Nasza Loteria SR - pasek na kartach artykułów

Eliminacje Ligi Europy: Botosani – Legia 0:3. Pewny awans wicemistrzów Polski

Andrzej Czekaj
Botosani – Legia LIVE, ONLINE, TRANSMISJA TV
Botosani – Legia LIVE, ONLINE, TRANSMISJA TV Szymon Starnawski/Polskatimes
Piłkarze Legii Warszawa bez problemów awansowali do trzeciej rundy kwalifikacji Ligi Europejskiej, wygrywając na wyjeździe z Botosani 3:0 i w dwumeczu 4:0. Gole dla wicemistrzów Polski strzelali w Rumunii Guilherme (7 minuta), Nemanja Nikolić (38-karny) i Aleksandar Prijović (84). Faworyci ustawili mecz już na początku, odbierając gospodarzom wiarę w sprawienie niespodzianki. Spotkanie stało na przeciętnym poziomie, wynikającym głównie ze słabości Botosani, W kolejnej fazie rozgrywek legioniści zagrają z albańskim Kukesi.

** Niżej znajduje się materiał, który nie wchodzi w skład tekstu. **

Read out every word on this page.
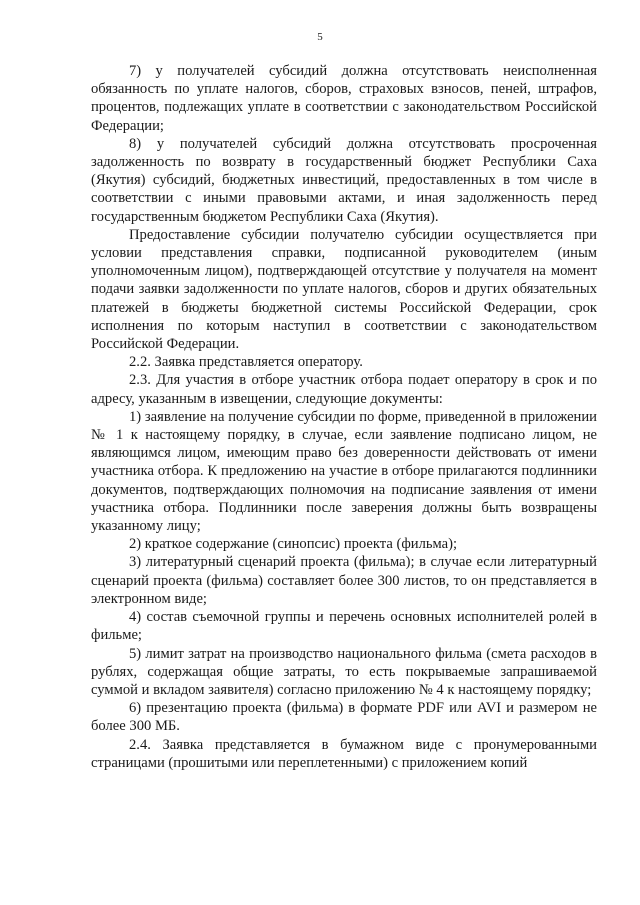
5

7) у получателей субсидий должна отсутствовать неисполненная обязанность по уплате налогов, сборов, страховых взносов, пеней, штрафов, процентов, подлежащих уплате в соответствии с законодательством Российской Федерации;

8) у получателей субсидий должна отсутствовать просроченная задолженность по возврату в государственный бюджет Республики Саха (Якутия) субсидий, бюджетных инвестиций, предоставленных в том числе в соответствии с иными правовыми актами, и иная задолженность перед государственным бюджетом Республики Саха (Якутия).

Предоставление субсидии получателю субсидии осуществляется при условии представления справки, подписанной руководителем (иным уполномоченным лицом), подтверждающей отсутствие у получателя на момент подачи заявки задолженности по уплате налогов, сборов и других обязательных платежей в бюджеты бюджетной системы Российской Федерации, срок исполнения по которым наступил в соответствии с законодательством Российской Федерации.

2.2. Заявка представляется оператору.

2.3. Для участия в отборе участник отбора подает оператору в срок и по адресу, указанным в извещении, следующие документы:

1) заявление на получение субсидии по форме, приведенной в приложении № 1 к настоящему порядку, в случае, если заявление подписано лицом, не являющимся лицом, имеющим право без доверенности действовать от имени участника отбора. К предложению на участие в отборе прилагаются подлинники документов, подтверждающих полномочия на подписание заявления от имени участника отбора. Подлинники после заверения должны быть возвращены указанному лицу;

2) краткое содержание (синопсис) проекта (фильма);

3) литературный сценарий проекта (фильма); в случае если литературный сценарий проекта (фильма) составляет более 300 листов, то он представляется в электронном виде;

4) состав съемочной группы и перечень основных исполнителей ролей в фильме;

5) лимит затрат на производство национального фильма (смета расходов в рублях, содержащая общие затраты, то есть покрываемые запрашиваемой суммой и вкладом заявителя) согласно приложению № 4 к настоящему порядку;

6) презентацию проекта (фильма) в формате PDF или AVI и размером не более 300 МБ.

2.4. Заявка представляется в бумажном виде с пронумерованными страницами (прошитыми или переплетенными) с приложением копий
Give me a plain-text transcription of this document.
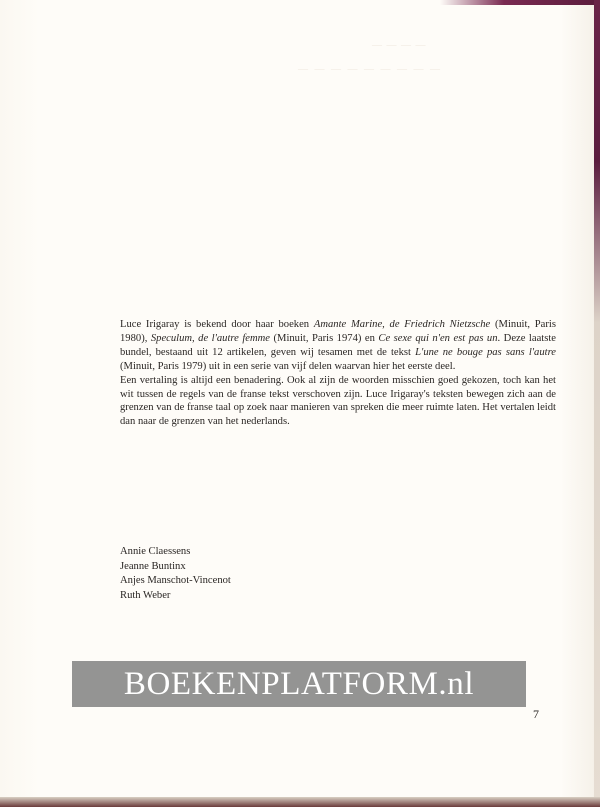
— — — —
— — — — — — — — —

Luce Irigaray is bekend door haar boeken Amante Marine, de Friedrich Nietzsche (Minuit, Paris 1980), Speculum, de l'autre femme (Minuit, Paris 1974) en Ce sexe qui n'en est pas un. Deze laatste bundel, bestaand uit 12 artikelen, geven wij tesamen met de tekst L'une ne bouge pas sans l'autre (Minuit, Paris 1979) uit in een serie van vijf delen waarvan hier het eerste deel.

Een vertaling is altijd een benadering. Ook al zijn de woorden misschien goed gekozen, toch kan het wit tussen de regels van de franse tekst verschoven zijn. Luce Irigaray's teksten bewegen zich aan de grenzen van de franse taal op zoek naar manieren van spreken die meer ruimte laten. Het vertalen leidt dan naar de grenzen van het nederlands.

Annie Claessens
Jeanne Buntinx
Anjes Manschot-Vincenot
Ruth Weber
BOEKENPLATFORM.nl
7
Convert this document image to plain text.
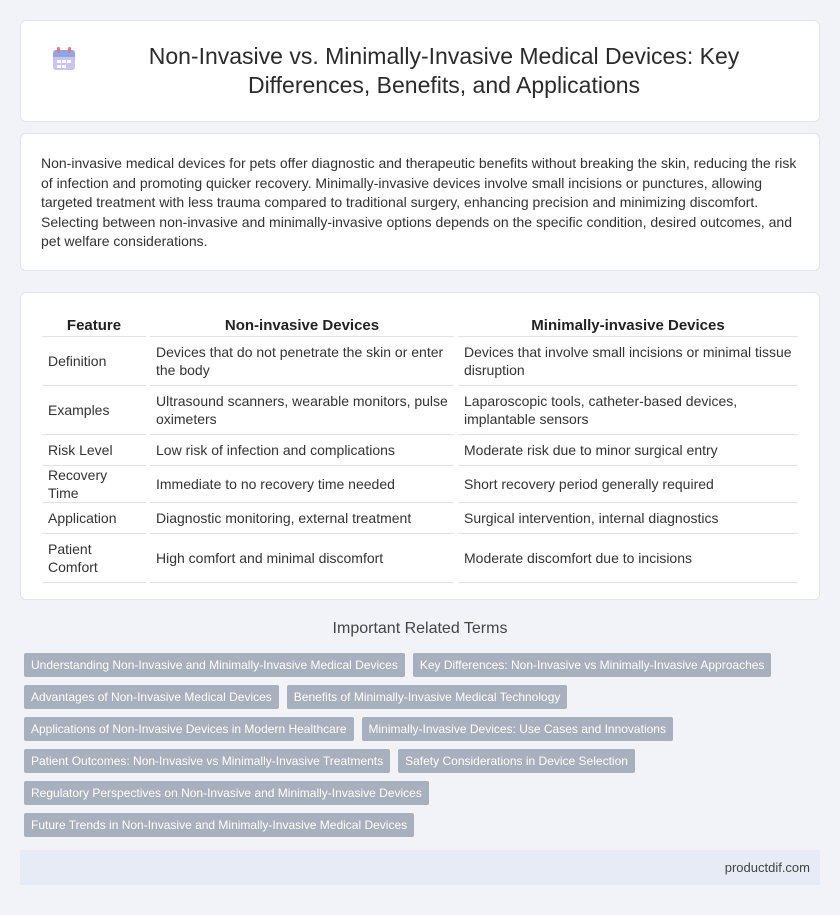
Non-Invasive vs. Minimally-Invasive Medical Devices: Key Differences, Benefits, and Applications

Non-invasive medical devices for pets offer diagnostic and therapeutic benefits without breaking the skin, reducing the risk of infection and promoting quicker recovery. Minimally-invasive devices involve small incisions or punctures, allowing targeted treatment with less trauma compared to traditional surgery, enhancing precision and minimizing discomfort. Selecting between non-invasive and minimally-invasive options depends on the specific condition, desired outcomes, and pet welfare considerations.

Feature		Non-invasive Devices		Minimally-invasive Devices
Definition		Devices that do not penetrate the skin or enter the body		Devices that involve small incisions or minimal tissue disruption
Examples		Ultrasound scanners, wearable monitors, pulse oximeters		Laparoscopic tools, catheter-based devices, implantable sensors
Risk Level		Low risk of infection and complications		Moderate risk due to minor surgical entry
Recovery Time		Immediate to no recovery time needed		Short recovery period generally required
Application		Diagnostic monitoring, external treatment		Surgical intervention, internal diagnostics
Patient Comfort		High comfort and minimal discomfort		Moderate discomfort due to incisions
Important Related Terms
Understanding Non-Invasive and Minimally-Invasive Medical Devices	Key Differences: Non-Invasive vs Minimally-Invasive Approaches
Advantages of Non-Invasive Medical Devices	Benefits of Minimally-Invasive Medical Technology
Applications of Non-Invasive Devices in Modern Healthcare	Minimally-Invasive Devices: Use Cases and Innovations
Patient Outcomes: Non-Invasive vs Minimally-Invasive Treatments	Safety Considerations in Device Selection
Regulatory Perspectives on Non-Invasive and Minimally-Invasive Devices
Future Trends in Non-Invasive and Minimally-Invasive Medical Devices
productdif.com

Botosani – Legia LIVE, ONLINE, TRANSMISJA TV:

Botosani – Legia ZAPOWIEDŹ:

Drużyna Legii, która tytuł mistrza Polski straciła na ostatniej prostej na rzecz Lecha Poznań przed nowym sezonem jak zwykle postawiła sobie trzy cele do zrealizowania. Już wiadomo, że jednego z nich (zdobycie Superpucharu Polski) nie uda się warszawianom zrealizować. Legia mecz o pierwsze trofeum w tym sezonie oddała Lechowi bez walki przegrywając 3:1. W spotkaniu z mistrzem Polski w grze Legii brakowało przede wszystkim pomysłu na skuteczne rozwiązania w akcjach ofensywnych. Taka sytuacja miała prawo niepokoić włodarzy Legii, tym bardziej, że kilka dni po spotkaniu z „Kolejorzem” podopieczni Henninga Berga podejmowali FC Botosani w pierwszym meczu drugiej rundy eliminacji Ligi Europy. Kibice warszawian liczący na łatwą wygraną wicemistrzów Polski w tym spotkaniu ponownie przeżyli spory zawód. Poniżej oczekiwań zagrały nowe warszawskie „żądła” Nemanja Nikolić i Aleksandar Prijović.

Po raz kolejny potwierdziło się jednak, że kiedy Legii nie idzie może zawsze liczyć na Ondreja Dudę. Słowak, który przecież był już jedną nogą w Interze Mediolan sprawił, że wicemistrzowie Polski uniknęli kompromitacji z rumuńskim zespołem. – Brakowało skuteczności, a nasi napastnicy byli też często „łapani” na spalonym. Rywale w ogóle nie mieli takich okazji. Botosani zaprezentowało poziom podobny do zespołów z pierwszej piątki naszej ekstraklasy. Przed rewanżem w Rumunii jesteśmy na dobrej pozycji – podsumował spotkanie przed tygodniem trener Legii Henning Berg.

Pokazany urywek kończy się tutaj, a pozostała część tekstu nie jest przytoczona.